While endometriosis can be treated effectively with drugs, there is no cure. Most treatments are unsuitable for long-term use due to their side effects.

While surgery can often removing endometriosis lesions and scar tissue, success rates are dependent on the extent of the disease and the surgeon’s skills.

Pregnancy may relieve symptoms but is not a cure for the disease. It is estimated that 30-40% of women with endometriosis may have difficulties becoming pregnant.

Hysterectomy, which removes the uterus, may relieve symptoms but is not necessarily a “definitive cure.” Also removing the ovaries (oophorectomy) increases the chances of pain relief but also results in immediate menopause.

Myth #4 – Someone’s behaviors can cause endometriosis

There is no single known cause of endometriosis, but it is likely a complex condition with a strong genetic influence.

Evidence is unclear about whether or how someone’s environment plays a role in the development of endometriosis. However, lifestyle factors and specific behaviors like having an abortion or douching are not at all linked to the condition.

Women with endometriosis may struggle with the emotional distress brought on by the unrelenting symptoms of pain and infertility. Still, such emotions are a result of the impact of the disease – they don’t cause the disease. It’s important to recognize the difference and encourage women to get medical attention and support.

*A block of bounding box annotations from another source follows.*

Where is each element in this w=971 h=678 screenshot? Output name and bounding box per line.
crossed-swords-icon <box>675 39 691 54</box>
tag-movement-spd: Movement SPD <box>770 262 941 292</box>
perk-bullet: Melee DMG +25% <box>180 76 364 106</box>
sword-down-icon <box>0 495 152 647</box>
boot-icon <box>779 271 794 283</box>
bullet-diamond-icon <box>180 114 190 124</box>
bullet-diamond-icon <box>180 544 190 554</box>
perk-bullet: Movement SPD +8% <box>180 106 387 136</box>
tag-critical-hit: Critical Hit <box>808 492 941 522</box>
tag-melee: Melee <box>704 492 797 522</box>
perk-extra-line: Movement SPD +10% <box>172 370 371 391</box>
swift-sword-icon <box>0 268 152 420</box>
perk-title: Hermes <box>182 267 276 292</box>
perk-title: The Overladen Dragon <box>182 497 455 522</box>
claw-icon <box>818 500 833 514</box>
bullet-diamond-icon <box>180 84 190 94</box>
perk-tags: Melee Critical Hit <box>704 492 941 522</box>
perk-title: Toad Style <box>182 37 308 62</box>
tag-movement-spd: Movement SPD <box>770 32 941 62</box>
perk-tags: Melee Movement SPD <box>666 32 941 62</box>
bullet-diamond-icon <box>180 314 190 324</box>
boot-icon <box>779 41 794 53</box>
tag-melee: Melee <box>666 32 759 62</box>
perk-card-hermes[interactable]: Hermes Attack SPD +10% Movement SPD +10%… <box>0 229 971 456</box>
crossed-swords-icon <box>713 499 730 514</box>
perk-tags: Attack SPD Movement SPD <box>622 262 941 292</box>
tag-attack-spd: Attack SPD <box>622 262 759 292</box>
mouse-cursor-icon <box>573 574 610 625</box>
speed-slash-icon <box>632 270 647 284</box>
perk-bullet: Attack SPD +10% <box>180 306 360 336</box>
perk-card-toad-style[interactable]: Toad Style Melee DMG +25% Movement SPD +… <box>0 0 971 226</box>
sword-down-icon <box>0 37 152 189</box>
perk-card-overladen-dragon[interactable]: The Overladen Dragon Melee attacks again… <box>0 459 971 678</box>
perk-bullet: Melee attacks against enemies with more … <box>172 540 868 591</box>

For more information, visit Endometriosis.org, a global non-profit organization that works to raise awareness of endometriosis and provide education and resources. On the website, you’ll find links to organizations around the world that provide support to women with the condition.

Phendo is an app to track, manage, and understand endometriosis. It’s part of Citizen Endo, a Columbia University research project to better understand endometriosis.